(Ottawa) Estimant que l’exportation de matériel militaire à Israël viole le droit canadien et international, une coalition d’avocats canadiens et des citoyens d’origine palestinienne ont déposé une poursuite contre la ministre des Affaires étrangères, Mélanie Joly.

La poursuite, présentée mardi auprès de la Cour fédérale, allègue que le gouvernement canadien contrevient à ses obligations en poursuivant l’exportation d’équipement militaire vers Israël.

Les requérants demandent une ordonnance du tribunal pour enjoindre au gouvernement du Canada de cesser de délivrer des licences d’exportation pour les marchandises et technologies militaires destinées à Israël.

« Il est cruel et répréhensible que notre gouvernement continue à apporter un soutien matériel aux atrocités commises par Israël », a déclaré l’un des requérants, Hammam Farah, par voie de communiqué.

Le dépôt de la poursuite a été annoncé par le groupe Canadian Lawyers for International Human Rights (CLAIHR).

Chez Affaires mondiales Canada, mardi soir, on n’a pas voulu commenter cette procédure judiciaire en cours.

« Le Canada possède l’un des systèmes de contrôle des exportations les plus solides au monde », a cependant soutenu le porte-parole John Babcock.

« Nous avons fait preuve de prudence dans le cas des exportations vers Israël depuis le 7 octobre, comme nous le faisons pour toutes les exportations vers d’autres pays », a-t-il aussi mentionné.

Au moins 28,5 millions d’exportations depuis octobre

Depuis le début de l’offensive d’Israël dans la bande de Gaza, en octobre dernier, le gouvernement canadien a autorisé l’exportation d’au moins 28,5 millions de dollars en équipement militaire vers l’État hébreu.

Selon Affaires mondiales Canada, les licences délivrées depuis le 7 octobre concernent « des équipements non létaux ».

On parle, par exemple, « de lunettes de vision nocturne, d’équipement de protection », a illustré la ministre Joly il y a quelques semaines.

« Nous n’avons pas approuvé de permis pour l’exportation de bombes, de roquettes, de missiles ou d’engins explosifs », a insisté sa directrice des communications, Emily Williams.

Ces arguments ne tiennent pas la route, selon James Yap, l’avocat des requérants.

« La Loi sur les licences d’exportation et d’importation ne fait aucune distinction entre le matériel létal et non létal », soutient-il en entrevue téléphonique.

En vertu de cette loi, la ministre des Affaires étrangères doit rejeter toute demande de permis s’il existe un « risque sérieux » que le matériel porte atteinte à la paix ou serve à des violations du droit international.
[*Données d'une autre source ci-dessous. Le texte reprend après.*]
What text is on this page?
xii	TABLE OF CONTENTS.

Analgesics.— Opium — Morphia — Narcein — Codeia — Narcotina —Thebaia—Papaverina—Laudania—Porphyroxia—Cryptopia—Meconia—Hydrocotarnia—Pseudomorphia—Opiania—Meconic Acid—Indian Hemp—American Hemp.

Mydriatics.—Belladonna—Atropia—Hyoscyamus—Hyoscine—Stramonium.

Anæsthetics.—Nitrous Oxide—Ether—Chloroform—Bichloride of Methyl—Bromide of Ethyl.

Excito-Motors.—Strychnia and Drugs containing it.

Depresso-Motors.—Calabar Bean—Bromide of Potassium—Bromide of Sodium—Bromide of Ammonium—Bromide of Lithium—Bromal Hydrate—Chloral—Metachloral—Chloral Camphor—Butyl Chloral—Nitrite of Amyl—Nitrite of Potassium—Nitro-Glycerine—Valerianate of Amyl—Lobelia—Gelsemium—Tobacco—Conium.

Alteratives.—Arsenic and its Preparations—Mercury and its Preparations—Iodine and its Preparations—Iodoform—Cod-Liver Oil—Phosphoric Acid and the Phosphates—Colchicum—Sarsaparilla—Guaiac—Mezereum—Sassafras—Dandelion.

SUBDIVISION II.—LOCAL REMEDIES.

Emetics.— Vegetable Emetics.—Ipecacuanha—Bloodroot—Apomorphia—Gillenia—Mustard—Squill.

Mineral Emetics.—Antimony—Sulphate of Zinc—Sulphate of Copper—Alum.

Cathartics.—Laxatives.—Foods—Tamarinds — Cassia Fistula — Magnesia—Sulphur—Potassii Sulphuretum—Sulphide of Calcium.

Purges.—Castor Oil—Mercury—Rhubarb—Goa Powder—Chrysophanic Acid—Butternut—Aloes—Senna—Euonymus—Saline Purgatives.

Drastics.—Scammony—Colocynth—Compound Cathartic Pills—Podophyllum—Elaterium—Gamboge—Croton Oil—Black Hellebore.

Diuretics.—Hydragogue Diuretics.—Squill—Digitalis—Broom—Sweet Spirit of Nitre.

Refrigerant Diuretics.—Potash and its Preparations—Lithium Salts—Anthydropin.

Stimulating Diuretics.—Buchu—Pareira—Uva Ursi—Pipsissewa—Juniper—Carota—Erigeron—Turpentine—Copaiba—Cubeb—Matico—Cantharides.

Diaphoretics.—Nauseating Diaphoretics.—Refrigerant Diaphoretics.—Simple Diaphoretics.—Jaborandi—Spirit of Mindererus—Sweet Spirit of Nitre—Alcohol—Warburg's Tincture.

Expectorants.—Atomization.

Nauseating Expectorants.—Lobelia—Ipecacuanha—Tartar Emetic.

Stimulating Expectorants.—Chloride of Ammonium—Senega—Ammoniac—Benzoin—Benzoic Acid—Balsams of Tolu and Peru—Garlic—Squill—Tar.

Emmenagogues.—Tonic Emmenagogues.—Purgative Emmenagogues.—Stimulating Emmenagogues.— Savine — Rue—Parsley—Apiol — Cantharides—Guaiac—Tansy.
Et donc, « l’enjeu, ce n’est pas si c’est létal ou non, mais plutôt si le matériel peut être utilisé pour commettre ou faciliter la commission de violations du droit humanitaire international », insiste MYap.

On ignore si la Cour fédérale entendra l’affaire ou, le cas échéant, quand les audiences pourraient avoir lieu.

Le précédent néerlandais

À la mi-février, la Cour d’appel de La Haye a ordonné à l’État de suspendre la livraison de pièces d’avions F-35 à Israël.

Les risques que celles-ci soient utilisées dans des actions violant le droit humanitaire international ont mené le tribunal à ce verdict.

Le gouvernement néerlandais a aussitôt interjeté appel.

« La décision de l’État de se pourvoir en cassation contre ce jugement est distincte de la situation à Gaza », a déclaré le gouvernement dans un communiqué daté du 12 février publié sur son site web.

« Les Pays-Bas continuent d’appeler à un cessez-le-feu humanitaire temporaire immédiat et à ce qu’autant d’aide humanitaire que possible puisse parvenir à la population souffrante de Gaza », a-t-on conclu.